- Location: Kerala, Kunar Province, Afghanistan
- Date: April 20, 1979; 47 years ago
- Deaths: 1,170–1,260
- Perpetrators: Afghan Army (Khalq) 444th Commando Battalion led by Sadiq Alamyar; One unit of the 11th Infantry Division led by Bahramuddin and Gul Rang;

= Kerala massacre =

Alleged shooting incident in Afghanistan

The Kilara massacre was an alleged incident on 20 April 1979 described in American publication The Christian Science Monitor based on reports from Afghans in Pakistani refugee camps. According to these claims, the then Marxist government of Afghanistan's soldiers and policemen (including the 444th Commando Battalion and the 11th Division of the Afghan Army) drove to a village called Kilara in Kunar Province, eastern Afghanistan, shooting at over one thousand unarmed civilians. The Associated Press had reports of 640 males allegedly put to death in April 1979. These allegations were refuted by the Russian media at the time.

== Background ==
Kerala was a farming community of 5,000, around 12 miles from the Pakistan border. Much of Kunar Province had seen fighting between the Armed Forces of the Democratic Republic of Afghanistan and rebels hiding near the mountains since the Saur Revolution in 1978. On April 19, the day before the incident, local rebels attacked an army garrison in the nearby town of Chaga Serai. Rebels from Kerala had been harassing provincial capital Assadabad for several weeks, to the extent that a United Nations hydro-electric project in the vicinity had to be abandoned. At around the same time, there was the 1979 Herat uprising in March 1979 and the declaration of "holy war" by rebel leaders based in Pakistan.

About 200 armed government troops and police, arrived in tanks in the village on Friday, April 20. It was alleged that the officers aimed their Kalashnikovs at the men and told them to shout pro-communist slogans. Instead, the men shouted Allahu akbar.

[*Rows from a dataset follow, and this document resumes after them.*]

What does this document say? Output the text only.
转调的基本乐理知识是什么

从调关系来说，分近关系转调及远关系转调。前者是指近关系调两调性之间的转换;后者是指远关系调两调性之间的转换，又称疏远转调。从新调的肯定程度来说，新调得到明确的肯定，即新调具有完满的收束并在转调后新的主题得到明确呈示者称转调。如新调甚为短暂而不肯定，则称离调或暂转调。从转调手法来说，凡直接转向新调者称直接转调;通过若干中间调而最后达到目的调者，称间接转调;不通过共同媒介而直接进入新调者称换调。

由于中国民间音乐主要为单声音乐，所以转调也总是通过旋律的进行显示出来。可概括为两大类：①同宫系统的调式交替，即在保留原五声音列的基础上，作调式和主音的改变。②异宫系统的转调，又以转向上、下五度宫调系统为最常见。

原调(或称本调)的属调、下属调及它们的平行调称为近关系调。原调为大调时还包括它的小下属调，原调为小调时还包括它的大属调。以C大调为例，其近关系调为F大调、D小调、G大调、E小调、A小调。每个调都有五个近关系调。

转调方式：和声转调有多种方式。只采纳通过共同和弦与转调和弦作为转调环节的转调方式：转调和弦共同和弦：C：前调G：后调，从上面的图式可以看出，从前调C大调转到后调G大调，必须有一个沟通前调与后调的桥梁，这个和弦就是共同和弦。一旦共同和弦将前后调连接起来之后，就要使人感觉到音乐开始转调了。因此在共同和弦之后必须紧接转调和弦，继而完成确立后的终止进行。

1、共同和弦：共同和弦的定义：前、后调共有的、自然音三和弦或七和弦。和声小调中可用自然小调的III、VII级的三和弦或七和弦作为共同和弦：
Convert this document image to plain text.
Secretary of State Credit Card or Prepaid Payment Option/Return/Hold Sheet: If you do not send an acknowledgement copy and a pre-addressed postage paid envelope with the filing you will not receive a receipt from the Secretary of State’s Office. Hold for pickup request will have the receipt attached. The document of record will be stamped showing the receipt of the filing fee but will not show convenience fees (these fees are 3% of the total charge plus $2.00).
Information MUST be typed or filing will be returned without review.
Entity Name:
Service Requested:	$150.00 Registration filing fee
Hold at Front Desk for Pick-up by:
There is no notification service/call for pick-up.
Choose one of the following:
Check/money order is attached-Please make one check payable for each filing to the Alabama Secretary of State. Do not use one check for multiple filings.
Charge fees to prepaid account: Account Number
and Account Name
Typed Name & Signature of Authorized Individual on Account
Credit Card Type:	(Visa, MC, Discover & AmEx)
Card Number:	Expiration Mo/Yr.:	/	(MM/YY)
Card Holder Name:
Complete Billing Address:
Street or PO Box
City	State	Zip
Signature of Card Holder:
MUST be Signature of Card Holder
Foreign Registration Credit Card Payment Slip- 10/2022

The officers then allegedly ordered them to crouch down facing the tanks, and soon after started shooting at them. There were claims that having killed the victims, bulldozers arrived thereafter and buried the bodies in a mass grave. Some of the villagers who were buried were not killed, but wounded, suggesting that they were buried alive. Perpetrators of the massacre include Major Sadiq Alamyar, commander of the 444th Commando Battalion, Major Bahramuddin and Major Gul Rang, two officers of the 11th Division. Bahramuddin was killed in a mutiny in Jalalabad, whereas Gul Rang lived in Kabul and Peshawar before dying in 2004. It has been suggested that this was a local initiative taken by government forces based in Kunar. According to one witness, "There was a rumor that Russians were coming to take the women away in buses...But there were no Russians."

Among the dead in the fighting were Wazir Mohammad, a local PDPA official who was the principal of the girls' school at nearby Chigha Sarai, and Mohammad Yashteen, also a staunch PDPA party member, who taught at the local primary school.

The allegations were refuted by Russian media. In particular, the Russian press agency TASS denounced reports published by a number of American publications about the allegations, particularly Newsweek and the Christian Science Monitor. Nikolai Repin, a TASS commentator, charged that the western news media had shattered all records in anti-Soviet propaganda in spreading what he called "the monstrous misinformation" about a massacre. Repin continued:The authors of this falsehood are not in the least embarrassed by the fact that no Soviet officer had actually been in the village of Kerala or even in all of Kunar Province, where the village is situated.... The whole story of a "mass execution" also does not correspond to reality; it is pure invention from start to finish....The fabrications are so vile that they would not even be worth answering had not this deliberate slander against millions of people been spread all over the world.... The falsehood that was fabricated with their participation is a component part of the malicious campaign that is being waged against the USSR and Afghanistan by imperialist propaganda.In October 2015, Sadeq Alamyar was arrested by Dutch National Police Corps in the Netherlands on suspicion of war crimes, based on a criminal complaint filed in 2008. Alamyar, who was commander of the elite Afghan Army 444th Commando Battalion at the time, was accused of ordering the killings and for having shot the victims himself. A Khalqist, Alamyar was jailed in the 1980s during the rival Parchamite faction rule of Babrak Karmal before he fled to the Netherlands for asylum. In December 2017 the case against him was dropped because of lack of evidence.

== Aftermath ==
According to the AIHRC (Afghan Independent Human Rights Commission), Western accounts inaccurately put down the village's name as ‘Kerala’ (not to be confused with the Indian state of the same name) with the actual name being Kilara, or Kidari in the local dialect.